The Ragatchover writes [citation needed] that a positive Mitzvah can have three aspects to it.
- The obligation to do it.
- The continued fulfillment of it
- The prohibition of stopping it
Most Mitzvos have one or two of those aspects, but Circumcision has all three, which we can see from the following examples
- Someone born circumcised has to have a drop of blood taken. This fulfills the obligation "to do it."
- There is a Medrash which says that Dovid HaMelech was standing in the bathhouse [unclothed] and he thought to himself that he has no Mitzvos, then he remembered that he has his Bris, and this comforted him. So just having it is itself part of the Mitzvah
- It is forbidden to have surgery to make it cosmetically look like the circumcision never happened.
That is what I remember from the Ragatchover. The rest of this answer is my own association.

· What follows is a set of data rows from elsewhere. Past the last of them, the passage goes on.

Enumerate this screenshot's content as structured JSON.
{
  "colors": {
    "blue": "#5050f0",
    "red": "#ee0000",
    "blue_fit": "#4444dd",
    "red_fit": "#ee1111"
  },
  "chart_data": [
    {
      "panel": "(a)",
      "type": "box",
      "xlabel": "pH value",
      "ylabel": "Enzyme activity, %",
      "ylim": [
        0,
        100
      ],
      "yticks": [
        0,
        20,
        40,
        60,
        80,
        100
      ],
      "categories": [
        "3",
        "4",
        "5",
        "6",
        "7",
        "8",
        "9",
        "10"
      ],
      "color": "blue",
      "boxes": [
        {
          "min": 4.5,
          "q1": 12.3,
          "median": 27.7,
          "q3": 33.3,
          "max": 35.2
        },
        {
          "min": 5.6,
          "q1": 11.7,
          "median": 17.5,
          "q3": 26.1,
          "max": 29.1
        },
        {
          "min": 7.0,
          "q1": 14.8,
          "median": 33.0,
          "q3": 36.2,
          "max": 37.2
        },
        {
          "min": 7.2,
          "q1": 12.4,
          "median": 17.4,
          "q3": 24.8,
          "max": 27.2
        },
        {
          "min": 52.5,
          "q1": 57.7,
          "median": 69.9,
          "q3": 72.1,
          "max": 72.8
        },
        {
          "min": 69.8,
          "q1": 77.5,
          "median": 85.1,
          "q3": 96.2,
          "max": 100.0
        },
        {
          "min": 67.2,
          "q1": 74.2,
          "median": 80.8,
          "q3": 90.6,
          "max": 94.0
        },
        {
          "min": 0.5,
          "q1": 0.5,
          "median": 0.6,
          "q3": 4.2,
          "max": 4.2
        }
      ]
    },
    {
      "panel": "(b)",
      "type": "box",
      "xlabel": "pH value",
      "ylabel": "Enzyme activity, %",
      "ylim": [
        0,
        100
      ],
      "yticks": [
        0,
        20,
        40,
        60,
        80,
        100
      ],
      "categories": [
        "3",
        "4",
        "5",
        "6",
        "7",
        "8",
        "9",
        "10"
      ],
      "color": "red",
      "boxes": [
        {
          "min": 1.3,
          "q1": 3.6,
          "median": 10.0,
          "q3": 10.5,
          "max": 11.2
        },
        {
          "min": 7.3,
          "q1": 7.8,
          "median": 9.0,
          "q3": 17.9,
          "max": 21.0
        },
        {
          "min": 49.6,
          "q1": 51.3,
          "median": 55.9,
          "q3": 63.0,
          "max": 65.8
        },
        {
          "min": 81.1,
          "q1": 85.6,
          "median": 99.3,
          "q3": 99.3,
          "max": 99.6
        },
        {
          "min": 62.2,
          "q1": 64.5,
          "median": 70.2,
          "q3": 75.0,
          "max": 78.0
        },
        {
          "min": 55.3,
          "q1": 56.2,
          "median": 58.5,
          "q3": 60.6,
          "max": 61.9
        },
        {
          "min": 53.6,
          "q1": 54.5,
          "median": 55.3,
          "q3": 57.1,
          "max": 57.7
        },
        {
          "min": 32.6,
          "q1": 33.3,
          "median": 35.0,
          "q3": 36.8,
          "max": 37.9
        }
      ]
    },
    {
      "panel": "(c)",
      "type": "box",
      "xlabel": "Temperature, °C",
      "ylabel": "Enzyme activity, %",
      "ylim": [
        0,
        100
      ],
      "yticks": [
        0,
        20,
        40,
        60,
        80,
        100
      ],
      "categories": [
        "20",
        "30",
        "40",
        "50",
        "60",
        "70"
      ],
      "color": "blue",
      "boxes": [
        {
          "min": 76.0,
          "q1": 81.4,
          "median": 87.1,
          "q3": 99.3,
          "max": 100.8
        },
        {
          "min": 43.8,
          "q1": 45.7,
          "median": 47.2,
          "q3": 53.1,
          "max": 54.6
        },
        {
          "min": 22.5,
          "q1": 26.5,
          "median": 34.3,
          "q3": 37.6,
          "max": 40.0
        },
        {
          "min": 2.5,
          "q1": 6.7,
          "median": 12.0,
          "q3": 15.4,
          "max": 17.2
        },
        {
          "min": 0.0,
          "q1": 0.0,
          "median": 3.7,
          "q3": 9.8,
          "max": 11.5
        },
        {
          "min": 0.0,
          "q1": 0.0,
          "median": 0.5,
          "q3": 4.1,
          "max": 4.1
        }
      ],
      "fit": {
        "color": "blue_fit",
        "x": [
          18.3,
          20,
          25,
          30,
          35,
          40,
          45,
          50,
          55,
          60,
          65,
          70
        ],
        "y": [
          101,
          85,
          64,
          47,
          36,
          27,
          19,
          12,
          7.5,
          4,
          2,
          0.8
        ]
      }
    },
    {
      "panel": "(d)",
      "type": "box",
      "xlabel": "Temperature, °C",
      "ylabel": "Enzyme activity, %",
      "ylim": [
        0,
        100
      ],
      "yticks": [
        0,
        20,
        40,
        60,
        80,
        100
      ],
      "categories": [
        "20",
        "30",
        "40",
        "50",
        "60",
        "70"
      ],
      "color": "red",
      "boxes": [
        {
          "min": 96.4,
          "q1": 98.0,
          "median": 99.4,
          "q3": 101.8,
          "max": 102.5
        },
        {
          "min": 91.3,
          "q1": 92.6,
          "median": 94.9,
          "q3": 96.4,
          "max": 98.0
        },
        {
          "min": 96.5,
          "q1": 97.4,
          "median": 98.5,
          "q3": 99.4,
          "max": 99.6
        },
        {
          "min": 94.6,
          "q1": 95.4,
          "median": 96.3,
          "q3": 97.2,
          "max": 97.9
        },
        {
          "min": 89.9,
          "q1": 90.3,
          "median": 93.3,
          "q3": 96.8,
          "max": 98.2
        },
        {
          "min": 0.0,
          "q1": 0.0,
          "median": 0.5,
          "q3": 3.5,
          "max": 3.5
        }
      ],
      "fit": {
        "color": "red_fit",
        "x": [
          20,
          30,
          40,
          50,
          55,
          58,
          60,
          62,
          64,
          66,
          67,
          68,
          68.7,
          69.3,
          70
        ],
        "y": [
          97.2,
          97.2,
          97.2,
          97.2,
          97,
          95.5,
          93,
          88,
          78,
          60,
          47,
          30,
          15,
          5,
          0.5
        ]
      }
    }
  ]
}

Other Mitzvos can be different. For example, with Lulav, before saying the blessing, the Esrog is left on the table or held upside down so that one does not fulfill the obligation before being able to say the blessing. Once the Lulav is held properly, the blessing can no longer be said, because it really only has the aspect #1, not #2.
Succah, by contrast, the Halacha is that if someone forgot to say the blessing before eating a meal and remembers after he is finished, but still sitting in the Succah, he can say a blessing at that point, because Succah has aspect #2. However, it lacks aspect #3 - there is no prohibition in leaving the Succah afterwards. [The first night of Succos has #1 for sure, I don't know if the rest of the time does or not].
With p'ru ur'vu it lacks #1 (in other words attempts to fulfill it more constitute a Hechser Mitzvah - preparation for a Mitzvah), therefore children conceived before Bar Mitzvah still count. As the Lubavitcher Rebbe once said, it is a Mitzvah you can choose not to do, but it is not a Mitzvah you can choose to do. With regards to a Ger, this is a Machlokes, but it could be that this a question of if the children have to be related to the person or not, rather than a question of if the Mitzvah has an aspect of #1. Arguably it also has #3, in that if someone's children cannot themselves have children or they die before having children, the Mitzvah is unfulfilled, but it is hard to make a practical example of #3 in this case. Perhaps you could bring the fact that castration is forbidden as evidence for #3 in this case.